After a week of that summer heat smell in the air it was time for Tyson to unroll shadecloths around the house. 


So far we have no new ones this year, but are reinstating all of those from previous years.


One of those along the driveway remains furled as it broke its moorings in winter storms and needs a more permanent hook attached to the bricks to keep it secure. The shock cord for another had also worn through and the rear courtyard shade is definitely not still using the original ocky straps from six summers ago! Overall, though, the shades and their fastenings are holding up well.

The grey water wheelie bin has been brought back into service. I discovered that I cannot get it over the laundry threshold (or if I do I spill quite a lot in the effort) so Tyson sourced some grey water hose to create an extension out the door ($20 for ten metres).


The door obviously doesn't lock like this, but a chock to stop it sliding open any further makes us reasonably confident to leave the washing machine running with its outlet pipe through the back door when we go out.

The original tap connection on the bin had also given us grief last summer, periodically leaking or unwinding itself and falling off, so Tyson purchased a new tank outlet connector (about $8). 


This required sanding the hole for the pipe slightly larger to make it fit, but so far has been a very successful adaptation. The hose we attach to the tap got little holes drilled along it some time last summer to create a drip system for better coverage.

We also put the tubs back into our shower and have grey water on hand again for toilet flushing. This stopped not on account of winter bringing rain, but because somewhere midyear, in late pregnancy, a string of minor ailments over three months had me desperate to change anything that might be contributing and grey water standing uncovered in our bathroom seemed a potential source of winter sniffles. And then we had a baby and I couldn't be bothered with even the small additional effort of gathering and flushing grey water.

The basin in our kitchen sink comes and goes. We are making another attempt at it this summer. Periodically we get fed up with it not getting emptied outside, or getting too dirty, and it is abandoned. Hence it was definitely one of the actions for me that was a recommit, not a routine, as we approach summer.


Costs and times for these actions are detailed in the links above to where I wrote about them originally. Aside from fifteen minutes here or there for maintenance, recommitting doesn't add more time than the original commitment. 

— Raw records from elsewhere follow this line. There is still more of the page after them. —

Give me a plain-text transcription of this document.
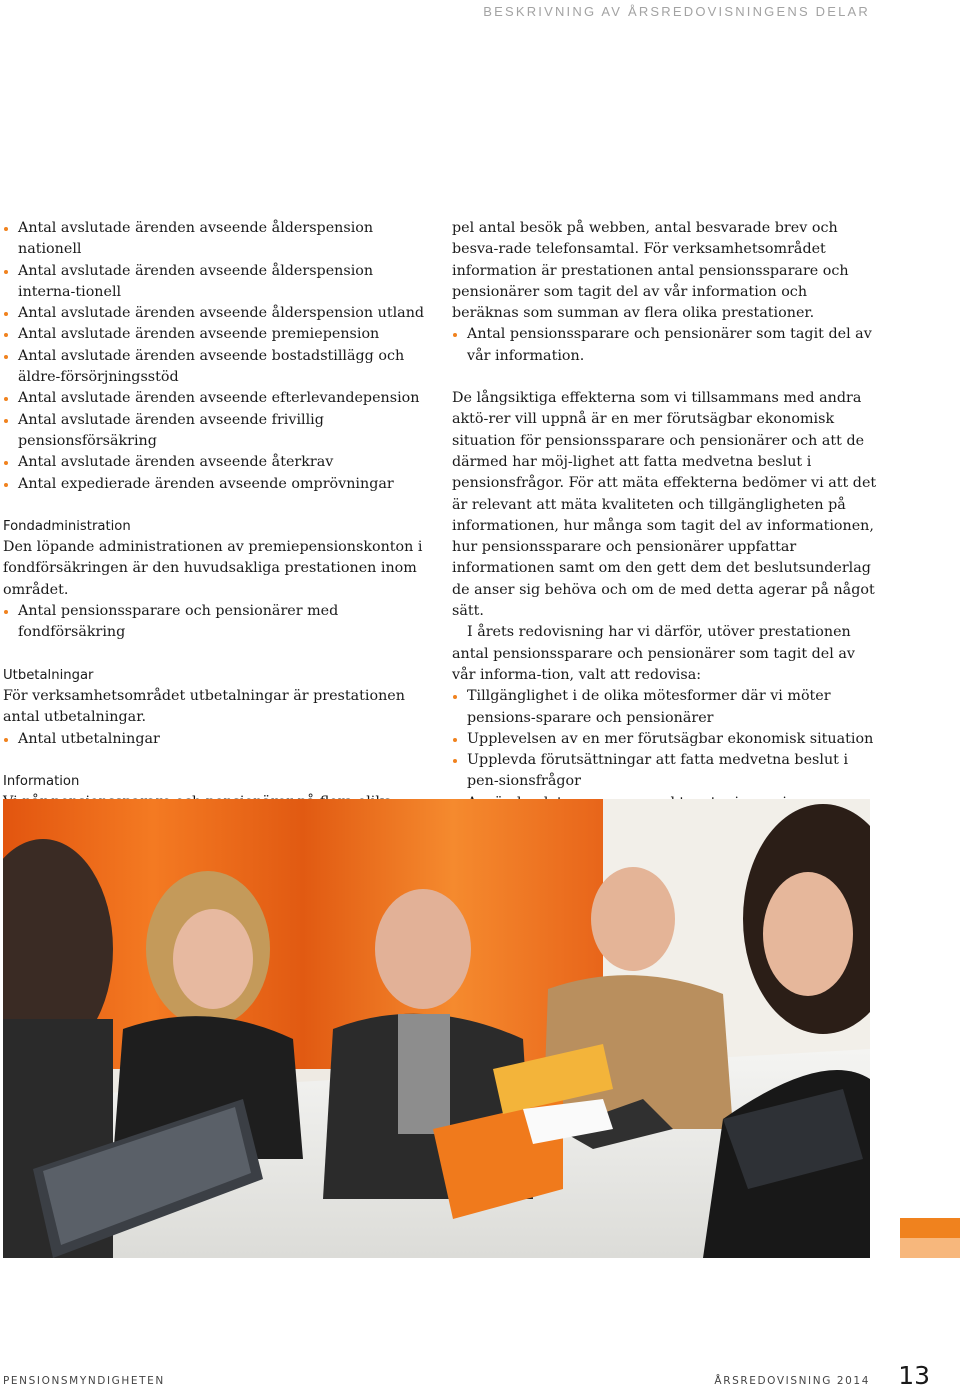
BESKRIVNING AV ÅRSREDOVISNINGENS DELAR
Antal avslutade ärenden avseende ålderspension nationell
Antal avslutade ärenden avseende ålderspension interna-tionell
Antal avslutade ärenden avseende ålderspension utland
Antal avslutade ärenden avseende premiepension
Antal avslutade ärenden avseende bostadstillägg och äldre-försörjningsstöd
Antal avslutade ärenden avseende efterlevandepension
Antal avslutade ärenden avseende frivillig pensionsförsäkring
Antal avslutade ärenden avseende återkrav
Antal expedierade ärenden avseende omprövningar

Fondadministration

Den löpande administrationen av premiepensionskonton i fondförsäkringen är den huvudsakliga prestationen inom området.

Antal pensionssparare och pensionärer med fondförsäkring

Utbetalningar

För verksamhetsområdet utbetalningar är prestationen antal utbetalningar.

Antal utbetalningar

Information

pel antal besök på webben, antal besvarade brev och besva-rade telefonsamtal. För verksamhetsområdet information är prestationen antal pensionssparare och pensionärer som tagit del av vår information och beräknas som summan av flera olika prestationer.

Antal pensionssparare och pensionärer som tagit del av vår information.

De långsiktiga effekterna som vi tillsammans med andra aktö-rer vill uppnå är en mer förutsägbar ekonomisk situation för pensionssparare och pensionärer och att de därmed har möj-lighet att fatta medvetna beslut i pensionsfrågor. För att mäta effekterna bedömer vi att det är relevant att mäta kvaliteten och tillgängligheten på informationen, hur många som tagit del av informationen, hur pensionssparare och pensionärer uppfattar informationen samt om den gett dem det beslutsunderlag de anser sig behöva och om de med detta agerar på något sätt.

I årets redovisning har vi därför, utöver prestationen antal pensionssparare och pensionärer som tagit del av vår informa-tion, valt att redovisa:

Tillgänglighet i de olika mötesformer där vi möter pensions-sparare och pensionärer
Upplevelsen av en mer förutsägbar ekonomisk situation
Upplevda förutsättningar att fatta medvetna beslut i pen-sionsfrågor
PENSIONSMYNDIGHETEN	ÅRSREDOVISNING 2014 13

It is much easier, though, to continue with actions that are simply ongoing than to pick up these summer-oriented actions at the end of spring each year. Part of me is tired and thinks oh lets just water with a hose/ flush the toilet/ blast the aircon like everyone else. It was 37 degrees here yesterday (Celsius - that's 100 degrees Fahrenheit, for you in other lands - what some here refer to as 'the old hundred') and the heat made me grumpy. I am home full time with a three year old and a four month old. I get grumpy plenty quick enough all on my own - I don't need any extra grumpifiers! But then... the house kept quite cool most of the day, and when we eventually turned the aircon on (we are not ascetics, after all) I was still grumpy about the heat, so I might as well be sustainable and grumpy. When I look at my reaction, it is being trapped inside that bothers me, and aircon or passive cooling both have that same result. Its grey and raining today... some respite for me to think creatively about ways to get outside as much as possible through summer so I don't get that terrible trapped feeling. Any ideas?

What are you needing to recommit to at present?